CSE 315 DIGITAL LOGIC DESIGN TERM PROJECT

General Info
You are expected to design and implement a processor which supports instruction set: (AND, ADD, LD, ST, ANDI, ADDI, CMP, JUMP, JE, JA, JB, JBE, JAE). Processor will have 16 bits address width and 16 bits data width. Processor will have 5 parts as follows. Register File will hold register values and signal to write into any register. There will be 8 registers in processor. Instruction Memory will be a read-only memory and instructions will be stored in this component. If the current instruction is not one of the JUMP instructions(JUMP, JE, JA etc.); the next instruction will be fetched and executed consecutively from this memory. Data Memory will be read-write memory which will store data. Program will be able to read data from data memory, and also store data to this memory. Data Memory will have 10 bits address width, and 16 bits data width. Control Unit will produce proper signals to all datapath components. For example if the instruction is ST, control unit should produce memWrite signal which will allow Data Memory component to write data value on its data input to the address on its address input. Arithmetic Logic Unit (ALU) will compute arithmetic operations ADD,AND,ADDI,ANDI. Operands will be fetched from register+register or register+ immediate value. Result will be stored to the Register File. Control unit should produce proper signals to ALU according to instruction opcode (Every instruction should have distinct operational code). Detailed information about instructions is given below.

ADD,AND will have same form.

ADD instruction will add two register, and store result into another register.Structure of instruction is:

ADD DST,SRC1,SRC2
 where SRC1 and SRC2 are source registers, and DST is destination register

for the operation.

ADDI,ANDI,ORI will have same form.

ADDI instruction will add a register value and immediate value, and store the result into another register.Form of instruction is: ADDI DST,SRC1,IMM

where SRC1 is a register, DST is destination register and IMM is immediate

value. IMM size will be max available size on your processors design.

JUMP instruction will set the Program Counter(PC will hold current instruction’s address) to the given value in the instruction.

JUMP ADDR
where ADDR will be in PC relative mode. ADDR will be offset and it can be

negative. For example: JUMP 3

instruction will set PC to: next instructions address + 3( go forward 3 

instruction) JUMP -

5

instruction will set PC to: next instructions address – 5 (go back 5 

instruction)

LD instruction will load a value from Data Memory to any register. LD DST,ADDR

where DST is a register to load and ADDR is a address in max available bit

size. Upper bits of ADDR will be zero extended.

ST instruction will store value from a register to Data Memory. ST SRC,ADDR

where SRC is a register to fetch data and ADDR is a Data Memory address

to store content of the register. Upper bits of ADDR will be zero extended.
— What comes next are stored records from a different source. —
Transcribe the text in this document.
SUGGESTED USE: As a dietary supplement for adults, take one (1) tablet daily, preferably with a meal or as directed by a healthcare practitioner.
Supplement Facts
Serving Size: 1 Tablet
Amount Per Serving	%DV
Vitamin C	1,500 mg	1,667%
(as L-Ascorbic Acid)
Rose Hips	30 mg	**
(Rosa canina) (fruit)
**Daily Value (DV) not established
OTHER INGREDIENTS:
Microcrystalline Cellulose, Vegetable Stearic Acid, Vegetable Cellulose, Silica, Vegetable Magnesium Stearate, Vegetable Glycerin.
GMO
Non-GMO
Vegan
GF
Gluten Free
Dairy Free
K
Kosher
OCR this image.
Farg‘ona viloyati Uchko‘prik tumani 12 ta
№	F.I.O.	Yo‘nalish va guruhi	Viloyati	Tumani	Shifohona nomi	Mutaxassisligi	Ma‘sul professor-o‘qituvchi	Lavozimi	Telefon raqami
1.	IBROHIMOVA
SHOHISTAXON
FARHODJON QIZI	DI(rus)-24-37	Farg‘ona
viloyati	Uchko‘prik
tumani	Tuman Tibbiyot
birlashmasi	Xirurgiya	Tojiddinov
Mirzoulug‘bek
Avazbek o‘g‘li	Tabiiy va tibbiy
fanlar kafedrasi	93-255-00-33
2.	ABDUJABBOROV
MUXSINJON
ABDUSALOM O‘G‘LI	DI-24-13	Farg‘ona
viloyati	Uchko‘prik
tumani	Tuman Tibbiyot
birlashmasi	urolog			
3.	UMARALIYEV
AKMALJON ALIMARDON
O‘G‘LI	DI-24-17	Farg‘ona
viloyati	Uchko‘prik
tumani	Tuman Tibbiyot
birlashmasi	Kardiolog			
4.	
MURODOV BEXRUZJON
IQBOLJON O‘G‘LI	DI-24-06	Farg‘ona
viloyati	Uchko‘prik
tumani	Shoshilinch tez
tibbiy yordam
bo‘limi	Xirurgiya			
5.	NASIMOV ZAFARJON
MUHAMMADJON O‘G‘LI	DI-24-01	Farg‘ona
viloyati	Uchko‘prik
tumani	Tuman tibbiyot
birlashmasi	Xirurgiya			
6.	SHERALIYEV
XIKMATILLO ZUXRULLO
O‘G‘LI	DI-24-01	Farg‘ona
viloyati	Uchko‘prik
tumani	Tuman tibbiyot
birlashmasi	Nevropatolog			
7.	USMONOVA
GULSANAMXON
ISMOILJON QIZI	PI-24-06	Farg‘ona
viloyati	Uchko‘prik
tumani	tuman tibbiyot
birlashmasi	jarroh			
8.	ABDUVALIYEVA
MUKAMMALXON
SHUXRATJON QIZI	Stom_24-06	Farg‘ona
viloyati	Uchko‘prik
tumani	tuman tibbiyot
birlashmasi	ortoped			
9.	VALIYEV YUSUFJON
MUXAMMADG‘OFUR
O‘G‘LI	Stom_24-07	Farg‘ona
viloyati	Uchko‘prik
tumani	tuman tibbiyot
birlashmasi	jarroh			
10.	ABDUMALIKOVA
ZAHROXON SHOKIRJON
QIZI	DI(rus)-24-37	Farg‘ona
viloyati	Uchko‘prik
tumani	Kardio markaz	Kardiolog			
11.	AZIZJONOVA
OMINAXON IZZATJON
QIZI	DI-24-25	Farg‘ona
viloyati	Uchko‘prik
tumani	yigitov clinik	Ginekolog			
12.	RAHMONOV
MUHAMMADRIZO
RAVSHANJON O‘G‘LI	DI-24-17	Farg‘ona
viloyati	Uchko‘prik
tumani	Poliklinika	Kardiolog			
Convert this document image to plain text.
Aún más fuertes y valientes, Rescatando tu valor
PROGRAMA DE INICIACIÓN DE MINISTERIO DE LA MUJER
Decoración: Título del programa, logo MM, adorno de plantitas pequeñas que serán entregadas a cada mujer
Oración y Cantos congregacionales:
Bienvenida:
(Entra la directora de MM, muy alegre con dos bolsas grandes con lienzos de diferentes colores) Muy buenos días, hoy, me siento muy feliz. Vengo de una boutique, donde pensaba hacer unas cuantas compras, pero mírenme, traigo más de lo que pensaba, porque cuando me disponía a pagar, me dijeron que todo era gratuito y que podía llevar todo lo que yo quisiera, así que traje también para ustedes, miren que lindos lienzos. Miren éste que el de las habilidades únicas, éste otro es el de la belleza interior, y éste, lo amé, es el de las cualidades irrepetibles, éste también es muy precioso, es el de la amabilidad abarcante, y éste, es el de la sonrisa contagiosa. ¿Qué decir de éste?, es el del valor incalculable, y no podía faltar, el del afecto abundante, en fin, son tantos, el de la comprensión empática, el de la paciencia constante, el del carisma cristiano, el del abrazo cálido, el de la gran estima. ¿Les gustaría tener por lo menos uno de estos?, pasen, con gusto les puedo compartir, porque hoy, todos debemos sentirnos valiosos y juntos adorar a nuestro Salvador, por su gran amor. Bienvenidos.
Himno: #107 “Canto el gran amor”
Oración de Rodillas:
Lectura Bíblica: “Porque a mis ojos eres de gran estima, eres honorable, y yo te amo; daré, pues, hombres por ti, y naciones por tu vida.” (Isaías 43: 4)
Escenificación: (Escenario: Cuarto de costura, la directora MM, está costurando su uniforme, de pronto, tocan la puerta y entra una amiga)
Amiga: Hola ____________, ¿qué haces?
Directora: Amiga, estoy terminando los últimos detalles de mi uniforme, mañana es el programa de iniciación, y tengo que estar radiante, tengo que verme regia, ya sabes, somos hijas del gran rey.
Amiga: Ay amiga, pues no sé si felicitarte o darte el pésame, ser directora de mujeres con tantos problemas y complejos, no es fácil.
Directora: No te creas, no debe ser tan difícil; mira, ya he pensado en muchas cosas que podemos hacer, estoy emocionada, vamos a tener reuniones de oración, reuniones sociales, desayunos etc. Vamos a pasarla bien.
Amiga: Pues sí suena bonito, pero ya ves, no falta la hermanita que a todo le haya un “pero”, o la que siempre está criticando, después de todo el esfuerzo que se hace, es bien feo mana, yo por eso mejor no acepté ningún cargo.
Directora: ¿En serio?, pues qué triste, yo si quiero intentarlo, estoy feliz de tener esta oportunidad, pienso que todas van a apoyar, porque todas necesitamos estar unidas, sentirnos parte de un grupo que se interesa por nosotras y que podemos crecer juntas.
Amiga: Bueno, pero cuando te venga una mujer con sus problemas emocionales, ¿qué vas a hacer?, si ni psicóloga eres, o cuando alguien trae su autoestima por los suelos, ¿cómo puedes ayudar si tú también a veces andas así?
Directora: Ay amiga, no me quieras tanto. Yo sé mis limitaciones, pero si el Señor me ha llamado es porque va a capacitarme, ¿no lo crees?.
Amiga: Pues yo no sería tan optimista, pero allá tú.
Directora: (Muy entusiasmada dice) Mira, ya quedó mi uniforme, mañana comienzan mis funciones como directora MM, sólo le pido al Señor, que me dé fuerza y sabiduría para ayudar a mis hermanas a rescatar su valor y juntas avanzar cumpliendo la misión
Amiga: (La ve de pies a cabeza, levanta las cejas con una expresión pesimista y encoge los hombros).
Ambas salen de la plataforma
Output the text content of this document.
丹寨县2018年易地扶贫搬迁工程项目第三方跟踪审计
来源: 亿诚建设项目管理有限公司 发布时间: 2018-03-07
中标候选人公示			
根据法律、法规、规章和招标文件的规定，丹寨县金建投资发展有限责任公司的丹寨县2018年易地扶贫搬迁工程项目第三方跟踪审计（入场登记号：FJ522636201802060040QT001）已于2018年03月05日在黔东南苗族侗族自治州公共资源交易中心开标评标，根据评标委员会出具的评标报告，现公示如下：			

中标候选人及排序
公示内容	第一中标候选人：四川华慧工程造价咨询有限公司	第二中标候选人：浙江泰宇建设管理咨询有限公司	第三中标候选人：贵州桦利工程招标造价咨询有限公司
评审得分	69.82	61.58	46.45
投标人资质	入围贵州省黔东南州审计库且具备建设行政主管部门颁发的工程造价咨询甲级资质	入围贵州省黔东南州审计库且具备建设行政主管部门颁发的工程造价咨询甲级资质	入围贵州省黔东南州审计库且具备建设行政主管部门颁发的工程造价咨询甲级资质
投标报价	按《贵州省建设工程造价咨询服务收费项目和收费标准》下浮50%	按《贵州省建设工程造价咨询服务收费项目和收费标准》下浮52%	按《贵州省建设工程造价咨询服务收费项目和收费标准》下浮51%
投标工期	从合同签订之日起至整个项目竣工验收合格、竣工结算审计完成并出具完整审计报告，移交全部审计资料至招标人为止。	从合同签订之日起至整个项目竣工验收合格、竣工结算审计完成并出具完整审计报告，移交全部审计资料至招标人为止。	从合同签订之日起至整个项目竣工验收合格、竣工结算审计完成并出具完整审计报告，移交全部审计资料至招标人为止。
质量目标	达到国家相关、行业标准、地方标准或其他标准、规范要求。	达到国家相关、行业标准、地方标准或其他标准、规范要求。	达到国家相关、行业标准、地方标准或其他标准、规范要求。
Compare instruction will compare two operands, then will update the flag values of zero flag ZF and carry flag CF. Following conditional jump instruction will set the destination address if the condition holds. CMP OP1,OP2

will compare registers OP1 and OP2 if they are equal, flag values will be ZF=1, CF=0, if the first operands value is greater flag values will be ZF=0, CF=0, if the first operands value is less than the second operand flag values will be ZF=0,CF=1.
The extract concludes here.